Indeed, the edifice of my own learning has been built on this foundation. Soon after I got started in this business, we had one of the most spectacular bull runs that the Indian markets have ever seen. Seeing the BSE Sensex soar by around 300% between Jan 1991 and April 1992 made investing in equities seem like a cakewalk. It also made it easy to be blind to the inevitable, brutal downslide. Despite the existence of stock markets for over a century, there were no handbooks, manuals or courses of any consequence which could guide inexperienced investors or wannabe advisors.
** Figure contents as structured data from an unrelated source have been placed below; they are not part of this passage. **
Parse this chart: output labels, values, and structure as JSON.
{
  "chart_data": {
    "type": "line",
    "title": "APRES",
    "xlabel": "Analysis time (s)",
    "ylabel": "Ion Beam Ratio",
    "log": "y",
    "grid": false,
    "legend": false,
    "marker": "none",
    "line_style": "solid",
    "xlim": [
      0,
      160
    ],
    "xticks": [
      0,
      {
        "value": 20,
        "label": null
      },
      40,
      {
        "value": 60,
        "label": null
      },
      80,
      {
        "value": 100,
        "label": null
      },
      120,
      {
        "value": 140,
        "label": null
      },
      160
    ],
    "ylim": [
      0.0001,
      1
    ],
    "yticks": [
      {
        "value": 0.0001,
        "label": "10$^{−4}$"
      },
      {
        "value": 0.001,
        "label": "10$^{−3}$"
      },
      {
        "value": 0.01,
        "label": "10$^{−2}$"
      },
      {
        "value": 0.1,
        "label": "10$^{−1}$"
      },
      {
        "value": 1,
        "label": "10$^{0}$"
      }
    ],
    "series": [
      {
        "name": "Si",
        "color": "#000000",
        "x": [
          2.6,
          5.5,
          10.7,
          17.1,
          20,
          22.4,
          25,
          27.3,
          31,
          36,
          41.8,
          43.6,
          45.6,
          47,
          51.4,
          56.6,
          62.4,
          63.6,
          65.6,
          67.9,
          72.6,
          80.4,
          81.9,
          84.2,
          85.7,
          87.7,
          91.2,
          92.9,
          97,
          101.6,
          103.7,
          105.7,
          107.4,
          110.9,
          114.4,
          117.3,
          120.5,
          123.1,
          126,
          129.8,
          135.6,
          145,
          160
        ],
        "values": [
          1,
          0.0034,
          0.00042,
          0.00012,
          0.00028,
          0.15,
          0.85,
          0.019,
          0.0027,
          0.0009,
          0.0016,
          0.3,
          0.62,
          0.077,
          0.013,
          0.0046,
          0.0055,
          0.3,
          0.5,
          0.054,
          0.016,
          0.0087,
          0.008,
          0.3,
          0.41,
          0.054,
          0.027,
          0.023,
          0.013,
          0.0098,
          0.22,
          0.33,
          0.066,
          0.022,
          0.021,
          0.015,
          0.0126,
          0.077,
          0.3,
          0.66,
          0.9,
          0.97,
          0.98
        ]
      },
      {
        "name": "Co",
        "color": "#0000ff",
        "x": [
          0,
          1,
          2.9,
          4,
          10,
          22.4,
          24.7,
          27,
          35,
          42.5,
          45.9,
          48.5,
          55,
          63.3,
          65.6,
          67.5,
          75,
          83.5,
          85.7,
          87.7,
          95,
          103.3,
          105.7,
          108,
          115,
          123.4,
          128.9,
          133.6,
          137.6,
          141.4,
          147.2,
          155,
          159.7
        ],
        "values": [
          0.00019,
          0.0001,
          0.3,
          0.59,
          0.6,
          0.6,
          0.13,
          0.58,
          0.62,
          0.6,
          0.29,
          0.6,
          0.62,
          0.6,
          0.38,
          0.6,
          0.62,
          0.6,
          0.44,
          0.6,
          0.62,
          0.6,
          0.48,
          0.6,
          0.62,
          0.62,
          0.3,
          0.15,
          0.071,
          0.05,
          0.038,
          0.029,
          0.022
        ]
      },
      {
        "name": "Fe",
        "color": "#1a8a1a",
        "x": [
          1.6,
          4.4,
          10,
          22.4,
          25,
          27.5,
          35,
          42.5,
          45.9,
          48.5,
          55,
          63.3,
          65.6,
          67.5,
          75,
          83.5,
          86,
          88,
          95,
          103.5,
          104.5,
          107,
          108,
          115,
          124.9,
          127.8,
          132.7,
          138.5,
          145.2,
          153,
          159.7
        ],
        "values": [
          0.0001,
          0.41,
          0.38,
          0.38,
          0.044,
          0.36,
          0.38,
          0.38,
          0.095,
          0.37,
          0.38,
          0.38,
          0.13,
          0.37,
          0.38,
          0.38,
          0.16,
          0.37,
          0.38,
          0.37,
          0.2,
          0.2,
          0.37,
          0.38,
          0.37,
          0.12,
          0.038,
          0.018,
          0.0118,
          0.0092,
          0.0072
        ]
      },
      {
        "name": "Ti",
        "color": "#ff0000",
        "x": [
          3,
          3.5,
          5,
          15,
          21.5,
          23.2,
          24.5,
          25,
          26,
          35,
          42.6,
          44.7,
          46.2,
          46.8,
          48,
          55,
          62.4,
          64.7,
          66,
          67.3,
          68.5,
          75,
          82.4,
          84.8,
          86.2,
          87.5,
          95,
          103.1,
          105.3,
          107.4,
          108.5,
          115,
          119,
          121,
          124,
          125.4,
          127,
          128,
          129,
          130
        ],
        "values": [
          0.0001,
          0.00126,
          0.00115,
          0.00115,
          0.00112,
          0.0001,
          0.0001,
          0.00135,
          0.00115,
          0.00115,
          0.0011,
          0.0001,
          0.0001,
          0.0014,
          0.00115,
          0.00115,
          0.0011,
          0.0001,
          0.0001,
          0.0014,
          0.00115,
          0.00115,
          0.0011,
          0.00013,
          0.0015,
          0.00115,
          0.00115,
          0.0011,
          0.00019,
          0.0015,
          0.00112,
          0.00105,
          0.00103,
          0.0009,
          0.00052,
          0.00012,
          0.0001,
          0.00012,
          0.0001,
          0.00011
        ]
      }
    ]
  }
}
Those were early days for mutual funds. The lack of good regulatory understanding allowed for schemes to assure returns despite market risk. It allowed for closed-end equity schemes to be freely peddled by thousands of agents who had no experience or understanding of the risks associated with these products. All put together, it set the stage for hundreds of thousands of investors, who had no temperament for the uncertainty of equity markets, to trade the safety of fixed deposits for these products. It was the perfect recipe for disaster. My knack of asking questions is the primary trait that I can credit with guiding me and eventually, my clients, through this minefield.
If the intent is to clarify doubt, then there is no such thing as a ‘silly question.’ Any question, every question, in its own way, can help. As an investor and an advisor, I never hesitated to ask questions, no matter how much of a fool I risked appearing. For instance, I would ask fund managers about what gave them the confidence that they would be able to deliver returns that are better than a fixed deposit. Or, how certain were they that when they decided to sell some of the stocks that they held, there would be someone willing to buy those stocks. Or, in a closed end scheme, if there are far too many investors, could one reasonably hope to find buyers if one wanted to sell one’s units before maturity?
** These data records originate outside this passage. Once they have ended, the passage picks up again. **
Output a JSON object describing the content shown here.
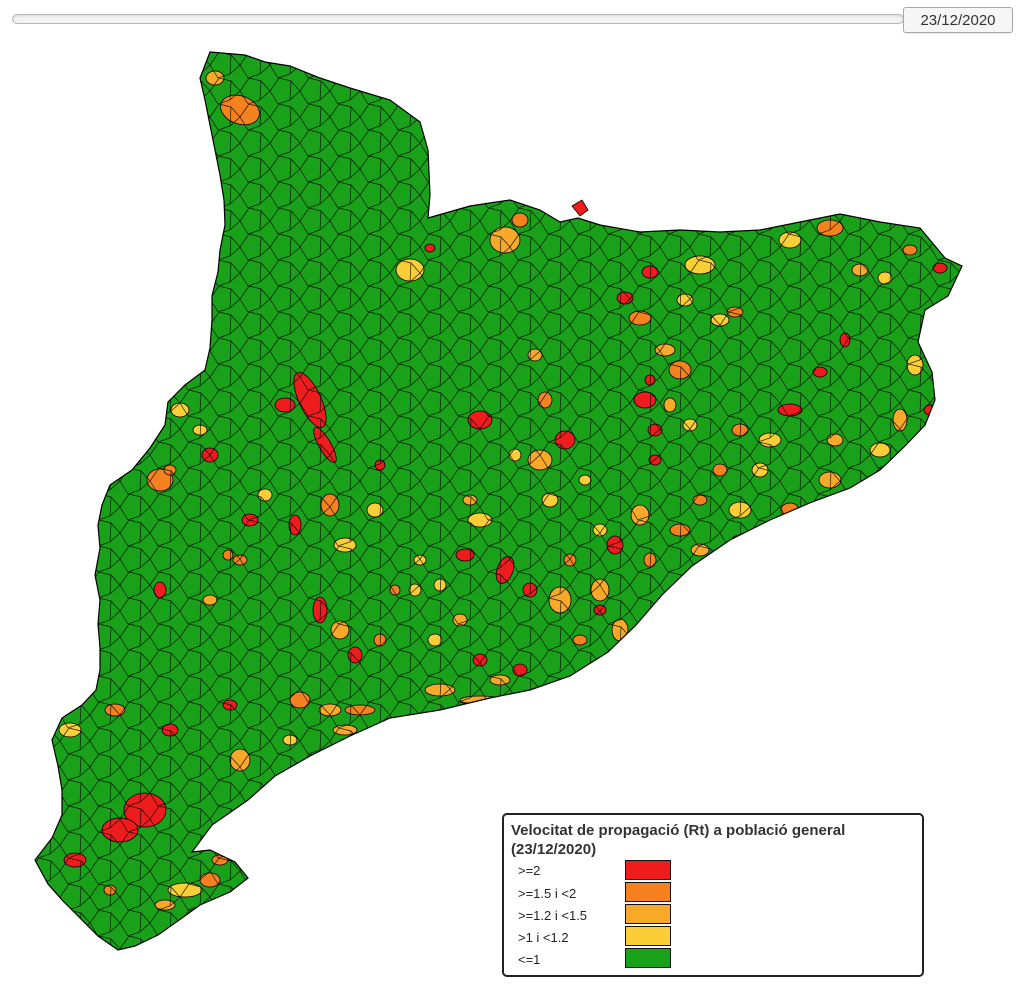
{
  "slider": {
    "date": "23/12/2020"
  },
  "legend": {
    "title": "Velocitat de propagació (Rt) a població general",
    "subtitle": "(23/12/2020)",
    "items": [
      {
        "label": ">=2",
        "color": "#ee1c1c"
      },
      {
        "label": ">=1.5 i <2",
        "color": "#f5821f"
      },
      {
        "label": ">=1.2 i <1.5",
        "color": "#f8a92a"
      },
      {
        "label": ">1 i <1.2",
        "color": "#fbcd37"
      },
      {
        "label": "<=1",
        "color": "#1aa11a"
      }
    ]
  }
}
Not every question would get clear or even adequate answers. But, altogether, they were enough to clear the haze and lay bare the nature of risk. In fact, I would stick my neck out and suggest that for any investor there can be no more important thing to learn than the nature of risk, and that there is no better way to do so than by asking questions. In my opinion, it is too complicated a subject for any amount of educational material to do justice to it.
In the US, the Securities and Exchange Commission has a publication titled, Ask Questions. It lists questions that investors should ask about investment products, the people who sell these products, and even about the progress of one’s investments. It starts with this advice:
“Ask Questions. That’s the best advice we can give you about how to invest wisely. We see too many investors who might
have avoided trouble and losses if they had asked basic questions from the start.”
Though it is meant for American investors, in the absence of anything similar in India, I would strongly urge investors to check it out.
I would like to close this post with the remarks of a US investment regulator who probably did more than anyone I can think of, to protect and educate investors. In one of his many, memorable speeches, Arthur Levitt said:
“As an investor, you certainly have the right to be treated fairly, to get straight answers to straight questions, to know what you are buying and what you are paying for it. But as an investor, you also have an obligation to ask questions – many questions – to seek out information, and contemplate your own tolerance for risk.”
He closed that speech with these invaluable words:
“Say yes to informed, careful, realistic, skeptical and long-term investing.”